Traktandum 12: Legislaturplan des Regierungsrates 2021 bis 2025
Der Legislaturplan des Regierungsrates formuliert viele wichtige Anliegen für die kommenden Jahre und nimmt mit den Schwerpunkten Pandemiebewältigung, Digitalisierung und Klimaschutz drei Themen auf, die für die nächsten Jahre von zentraler Bedeutung sein werden. Enttäuscht nimmt die Handelskammer zur Kenntnis, dass für die Wirtschaft zentrale Anliegen – im Gegensatz zu früheren Legislaturplänen – nicht mehr als Ziele formuliert werden. So finden beispielsweise im ersten Ziel (Standortattraktivität langfristig sichern) die Steuern keine Beachtung. Dabei ist eine Entlastung für Fachkräfte in unserem Kanton zwingend und mit Blick auf die internationalen Entwicklungen (OECD-Standards) gilt es für den Kanton klare Ziele zu formulieren. Im Themendossier Kantonsfinanzen Basel-Stadt hat die Handelskammer beider Basel wichtige Forderungen zur Basler Finanz- und Steuerpolitik formuliert. Ebenfalls fehlen klare Ziele und Massnahmen, wie im Bildungsbereich Defizite aufgeholt werden können, so dass der Kanton bei künftigen Rankings nicht mehr an 26. Stelle der Kantone rangiert. Auch nicht berücksichtigt im Legislaturplan sind wichtige Infrastrukturprojekte, die im Legislaturplan 2017-2021 von grosser Bedeutung waren und unter Punkt 5 «Der Kanton Basel-Stadt ist bestens erreichbar» zusammengefasst wurden. Dazu gehören beispielsweise der perspektivische Ringschluss der Autobahn um Basel oder der Zubringer Bachgraben. Auch das formulierte Commitment zum Herzstück fällt überraschenderweise weniger deutlich aus als im vorhergehenden Legislaturplan. Weiter finden die Aussenbeziehungen des Kantons, die vor vier Jahren noch ein Hauptthema waren und nach wie vor von grosser Wichtigkeit sind, kaum Beachtung. Insgesamt stellt die Handelskammer beider Basel fest, dass in der Erarbeitung des Legislaturplans 2021-2025 – im Vergleich zu früher, wesentlich weniger darauf geachtet wurde, wie in unserer Region Wohlstand entsteht. Für den Erhalt des Wohlstandes sind die wirtschaftlichen Standortfaktoren entscheidend.
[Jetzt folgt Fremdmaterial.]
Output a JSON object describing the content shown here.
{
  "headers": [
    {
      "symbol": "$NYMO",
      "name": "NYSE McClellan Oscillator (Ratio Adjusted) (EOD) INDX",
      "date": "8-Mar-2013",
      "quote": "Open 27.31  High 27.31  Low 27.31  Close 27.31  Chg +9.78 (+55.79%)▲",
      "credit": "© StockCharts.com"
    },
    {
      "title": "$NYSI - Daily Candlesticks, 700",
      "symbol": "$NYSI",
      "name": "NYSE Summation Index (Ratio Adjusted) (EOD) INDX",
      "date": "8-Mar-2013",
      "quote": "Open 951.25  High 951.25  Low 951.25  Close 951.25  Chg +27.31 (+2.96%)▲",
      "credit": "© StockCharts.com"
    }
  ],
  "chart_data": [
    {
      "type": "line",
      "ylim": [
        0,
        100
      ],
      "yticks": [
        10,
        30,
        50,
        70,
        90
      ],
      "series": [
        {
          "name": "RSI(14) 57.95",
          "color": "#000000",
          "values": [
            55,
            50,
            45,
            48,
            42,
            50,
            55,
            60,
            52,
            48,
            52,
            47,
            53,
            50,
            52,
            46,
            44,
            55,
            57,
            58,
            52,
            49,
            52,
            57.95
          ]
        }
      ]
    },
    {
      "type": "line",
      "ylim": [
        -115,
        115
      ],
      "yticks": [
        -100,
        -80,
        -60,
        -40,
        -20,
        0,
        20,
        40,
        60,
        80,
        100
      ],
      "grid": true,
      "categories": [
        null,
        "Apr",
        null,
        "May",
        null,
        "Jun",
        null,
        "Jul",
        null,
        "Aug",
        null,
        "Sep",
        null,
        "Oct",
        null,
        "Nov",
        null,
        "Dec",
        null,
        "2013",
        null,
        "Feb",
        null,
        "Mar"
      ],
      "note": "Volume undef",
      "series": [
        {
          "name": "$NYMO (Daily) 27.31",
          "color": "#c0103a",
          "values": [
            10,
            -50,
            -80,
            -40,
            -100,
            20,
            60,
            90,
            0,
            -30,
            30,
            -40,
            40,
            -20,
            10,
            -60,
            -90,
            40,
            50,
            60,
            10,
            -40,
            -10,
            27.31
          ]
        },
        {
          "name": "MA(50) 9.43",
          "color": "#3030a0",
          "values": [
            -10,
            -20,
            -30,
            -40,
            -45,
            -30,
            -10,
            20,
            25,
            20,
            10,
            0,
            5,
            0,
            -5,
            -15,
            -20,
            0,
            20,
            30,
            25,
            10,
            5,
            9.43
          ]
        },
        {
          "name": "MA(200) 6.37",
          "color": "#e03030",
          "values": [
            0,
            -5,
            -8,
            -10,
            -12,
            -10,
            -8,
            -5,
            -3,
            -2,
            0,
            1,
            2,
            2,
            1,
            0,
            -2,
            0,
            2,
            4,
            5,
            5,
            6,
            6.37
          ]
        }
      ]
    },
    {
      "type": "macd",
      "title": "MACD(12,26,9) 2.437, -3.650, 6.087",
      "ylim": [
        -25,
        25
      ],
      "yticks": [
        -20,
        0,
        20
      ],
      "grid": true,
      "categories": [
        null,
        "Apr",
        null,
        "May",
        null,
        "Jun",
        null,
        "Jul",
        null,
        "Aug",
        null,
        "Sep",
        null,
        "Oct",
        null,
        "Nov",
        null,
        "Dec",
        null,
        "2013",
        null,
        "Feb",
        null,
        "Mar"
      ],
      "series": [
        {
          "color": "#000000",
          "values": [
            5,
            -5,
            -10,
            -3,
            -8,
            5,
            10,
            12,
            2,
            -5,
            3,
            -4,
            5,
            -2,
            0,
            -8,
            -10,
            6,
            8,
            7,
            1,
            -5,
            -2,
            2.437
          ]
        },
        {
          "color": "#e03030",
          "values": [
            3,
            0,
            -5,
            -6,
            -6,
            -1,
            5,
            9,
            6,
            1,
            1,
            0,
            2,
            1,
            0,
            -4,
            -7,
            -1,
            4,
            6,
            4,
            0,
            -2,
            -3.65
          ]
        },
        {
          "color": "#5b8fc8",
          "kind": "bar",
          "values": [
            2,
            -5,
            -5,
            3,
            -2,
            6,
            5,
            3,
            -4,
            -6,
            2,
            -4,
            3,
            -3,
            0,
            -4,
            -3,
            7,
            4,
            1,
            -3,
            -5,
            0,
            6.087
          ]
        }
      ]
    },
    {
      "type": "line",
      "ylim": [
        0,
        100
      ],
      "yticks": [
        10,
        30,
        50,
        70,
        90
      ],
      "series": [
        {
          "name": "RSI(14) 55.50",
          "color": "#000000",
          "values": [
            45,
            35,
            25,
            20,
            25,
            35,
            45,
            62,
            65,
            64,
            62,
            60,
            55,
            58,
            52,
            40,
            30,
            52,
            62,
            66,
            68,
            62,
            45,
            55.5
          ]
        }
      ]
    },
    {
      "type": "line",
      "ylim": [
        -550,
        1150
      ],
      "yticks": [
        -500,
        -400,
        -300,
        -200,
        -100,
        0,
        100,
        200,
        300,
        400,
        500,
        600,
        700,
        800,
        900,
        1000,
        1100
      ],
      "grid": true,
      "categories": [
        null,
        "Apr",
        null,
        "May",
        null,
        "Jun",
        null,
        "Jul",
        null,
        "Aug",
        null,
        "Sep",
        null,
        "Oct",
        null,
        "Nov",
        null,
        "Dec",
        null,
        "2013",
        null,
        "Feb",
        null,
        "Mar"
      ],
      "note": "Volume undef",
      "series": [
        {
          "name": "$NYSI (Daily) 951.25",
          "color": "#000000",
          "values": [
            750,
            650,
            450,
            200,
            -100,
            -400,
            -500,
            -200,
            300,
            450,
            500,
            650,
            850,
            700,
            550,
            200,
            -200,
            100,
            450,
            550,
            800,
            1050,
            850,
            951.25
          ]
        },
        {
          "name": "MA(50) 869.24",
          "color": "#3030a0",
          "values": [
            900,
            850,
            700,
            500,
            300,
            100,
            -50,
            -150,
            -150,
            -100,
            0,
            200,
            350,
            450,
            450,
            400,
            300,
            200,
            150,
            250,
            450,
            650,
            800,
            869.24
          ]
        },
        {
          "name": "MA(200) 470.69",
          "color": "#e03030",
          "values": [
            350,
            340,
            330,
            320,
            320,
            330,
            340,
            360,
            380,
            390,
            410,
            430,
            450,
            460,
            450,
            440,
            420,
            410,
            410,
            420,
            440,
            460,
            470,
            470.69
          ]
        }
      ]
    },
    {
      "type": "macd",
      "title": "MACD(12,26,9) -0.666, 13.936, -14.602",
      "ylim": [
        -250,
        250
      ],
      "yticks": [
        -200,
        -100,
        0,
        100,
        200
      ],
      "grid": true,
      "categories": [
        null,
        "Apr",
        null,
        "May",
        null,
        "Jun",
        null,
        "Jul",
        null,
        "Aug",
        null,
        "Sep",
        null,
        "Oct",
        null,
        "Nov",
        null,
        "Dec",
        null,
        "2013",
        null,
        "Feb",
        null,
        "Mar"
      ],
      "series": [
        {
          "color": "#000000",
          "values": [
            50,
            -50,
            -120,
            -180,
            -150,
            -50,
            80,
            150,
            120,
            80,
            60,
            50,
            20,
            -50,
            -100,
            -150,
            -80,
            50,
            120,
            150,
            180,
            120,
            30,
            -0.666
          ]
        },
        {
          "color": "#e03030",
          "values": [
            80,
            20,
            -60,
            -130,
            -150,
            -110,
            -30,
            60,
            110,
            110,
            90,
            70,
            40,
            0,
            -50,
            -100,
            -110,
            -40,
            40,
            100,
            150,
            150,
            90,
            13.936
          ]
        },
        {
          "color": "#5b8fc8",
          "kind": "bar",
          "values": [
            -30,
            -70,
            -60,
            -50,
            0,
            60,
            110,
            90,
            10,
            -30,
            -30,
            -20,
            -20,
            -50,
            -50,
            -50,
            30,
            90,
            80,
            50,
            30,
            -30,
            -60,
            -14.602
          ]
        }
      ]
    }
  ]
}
Diesen Faktoren gilt es auch in Zukunft Beachtung zu schenken.
Wir empfehlen, den Legislaturplan zur Kenntnis zu nehmen.
Traktandum 14: Bericht der Umwelt-, Verkehrs- und Energiekommission zum Ratschlag betreffend Ausbau der leitungsgebundenen Wärmeversorgung durch die IWB Industrielle Werke Basel sowie zum Bericht zur Motion Dominique König-Lüdin und Konsorten betreffend Ausbau Fern- und Nahwärme
Wir befürworten den Ausbau des Fernwärmenetzes in Basel-Stadt grundsätzlich und haben uns auch im Rahmen des Teilrichtplans Energie dafür ausgesprochen. Hierbei haben wir auch darauf hingewiesen, dass das strategische Gasnetz erhalten und entsprechend unterhalten werden muss. Diese explizite Differenzierung fehlt in der Vorlage leider. Grüner Wasserstoff und daraus gewonnenes synthetisches Gas können eine wichtige Rolle bei der Dekarbonisierung des Energieeinsatzes spielen. Doch auch für diese emissionsarmen oder sogar -freien Energieträger müssen Infrastrukturen zur Verfügung stehen. Das strategische Gasnetz muss daher unter allen Umständen erhalten bleiben.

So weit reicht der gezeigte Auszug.